A business owner’s guide to secure data among remote teams
Online and remote work is becoming more and more mainstream as online businesses grow, small businesses leverage the power of freelancers, etc. While this provides previously-unavailable options to small business owners for finding employees, it comes with its own set of challenges. One of the largest downsides to having exclusively-online employees is having to essentially hand over the keys to the castle when it comes to permissions. All it takes is one angry employee to wreak havoc on a business, ruin professional relationships, and even erase key data.
How does a small business owner keep this from happening? It’s not realistic to give up on remote employees because of the potential risk they pose. Even on-site employees have the power to cause problems, so the issue isn’t purely the fact that employees are remotely based.
There are steps you can take in your business today to decrease the threat of disaster with your employees, both online and on-site. While there will never be a way to manage a team risk-free (let’s face it: even just running a business is a risk in itself!), being smart about how you work can mitigate as much as possible.
Use a password manager
Probably one of the worst (if not the absolute worst) mistakes you can make is to hand out your own personal passwords like Halloween candy. While it may seem like the simple and logical way to get new employees and contractors access to what they need for the job, using one set of login credentials for everyone can be disastrous. An easy way to control who has access to which login details is to use a password manager like LastPass or Dashlane.
A good password manager:
- allows you to store all the login details to the apps and websites you use,
- auto-fill those details instead of manually typing them,
- and give or revoke permissions to any given person at any time.
Many password managers even include the option to allow an employee to only autofill a password, not actually see what the password is.

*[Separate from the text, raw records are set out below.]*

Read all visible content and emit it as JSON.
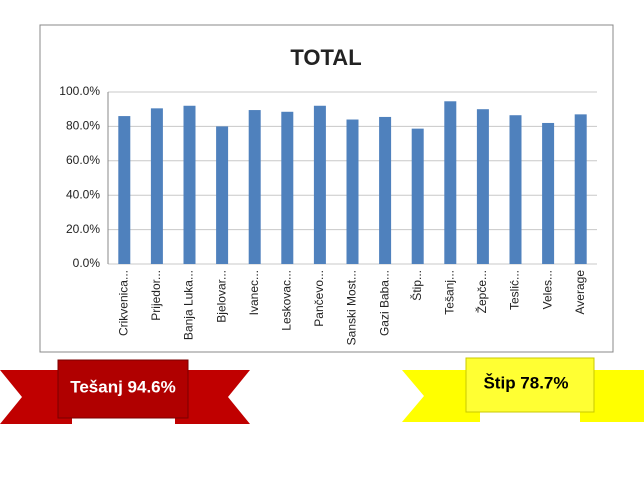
{
  "chart_data": {
    "type": "bar",
    "title": "TOTAL",
    "categories": [
      "Crikvenica...",
      "Prijedor...",
      "Banja Luka...",
      "Bjelovar...",
      "Ivanec...",
      "Leskovac...",
      "Pančevo...",
      "Sanski Most...",
      "Gazi Baba...",
      "Štip...",
      "Tešanj...",
      "Žepče...",
      "Teslić...",
      "Veles...",
      "Average"
    ],
    "values": [
      86,
      90.5,
      92,
      80,
      89.5,
      88.5,
      92,
      84,
      85.5,
      78.7,
      94.6,
      90,
      86.5,
      82,
      87
    ],
    "color": "#4f81bd",
    "ylim": [
      0,
      100
    ],
    "yticks": [
      {
        "value": 0,
        "label": "0.0%"
      },
      {
        "value": 20,
        "label": "20.0%"
      },
      {
        "value": 40,
        "label": "40.0%"
      },
      {
        "value": 60,
        "label": "60.0%"
      },
      {
        "value": 80,
        "label": "80.0%"
      },
      {
        "value": 100,
        "label": "100.0%"
      }
    ],
    "grid": true,
    "annotations": [
      {
        "text": "Tešanj 94.6%"
      },
      {
        "text": "Štip 78.7%"
      }
    ]
  }
}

With features like this, all you need to do to revoke an employee’s access to your sites and programs is:
- Only give login details through the password manager
- Change their access status when necessary
Easy peasy, and you’re not left to change thirthy-three of your own passwords in the event of a breach.
Store documents centrally
Picture this: you have a contractor who’s been working on a project for a client for weeks. He’s been slacking off, and you’ve had about enough. You now have to choose between firing the contractor (risking him not sending you his progress) and suffering through the rest of the project (hoping he’ll get everything done). This is a legitimate threat when important documents are scattered among your employees’ own devices.
Having a central drive where all important documents and ongoing work lives not only allows easy collaboration and progress monitoring, it also keeps situations like the one above from happening. A tool like Google Team Drives or OneDrive (or, if you want to get fancy, Microsoft SharePoint) allows you to house all working documents in one place as well as control who has access to what. Granted, in order for this system to work, you’ll have to keep a policy of all work being done in the cloud in real time. That seems like a small price to pay for greater peace of mind.
The ability to grant differing permissions to people is a game-changing benefit of centralized file-storing tools. Assigning the correct permissions is a major piece in keeping your workflows up and running with as little risk as possible. If Contractor X is only given edit permissions for the precise folder housing the file he’s supposed to work on, he can’t burn your entire company to the ground if he decides he’s had enough. In the worst case, you’ll lose a file or two instead of key bits and pieces of data.
KISS (keep it simple stupid)
We live in a day and age where about fifty different tools for every imaginable scenario exist, and it’s easy to get caught up in the shiny features and pretty interfaces of whatever the latest-and-greatest is. The problem is this: when you have fifty tools your team uses and has individual accounts for, that means having fifty accounts to close and shut off access to when a team member leaves.
Sometimes specific, targeted tools are necessary to get the job done, but often workflows can be simplified into a few versatile platforms. I highly suggest taking an inventory of every tool your team is using, looking at functionality, and condensing that list as much as possible.
Have an exit process
I’ve been there before, where I finally let an under-performing, bad-attitude-having employee go under not-the-best terms then have to scramble to turn off his or her permissions before anything bad happens. It’s not a fun feeling. In fact, I’d argue it’s the least-fun game of chance ever.
The best way to make sure to have a smooth transition is to have a plan in place for what happens when employment ends. This can be as simple as a 5-bulletpoint Google document you check off and as complex as you can dream it to be. The goal is to have some sort of protocol for what happens when a member from your team is leaving.
An easy way to create your exit process is to make a list of all the websites and programs each employee or contractor has access to as that access is given. When it’s time to shut it down, all the guesswork is gone. Simply pull out your list of access points and check them off as you take care of each one. No more last-minute scrambling, only to realize days later that you forgot to close down important logins.
Conclusion
Whether your company has been around for a few months or a few decades, you want to protect what you’ve built. Taking the time to evaluate where you’re at and make changes will not only give you greater peace of mind, it will also help keep disasters you never dreamed of from happening. As the saying goes, better safe than writing apology notes to all your best clients.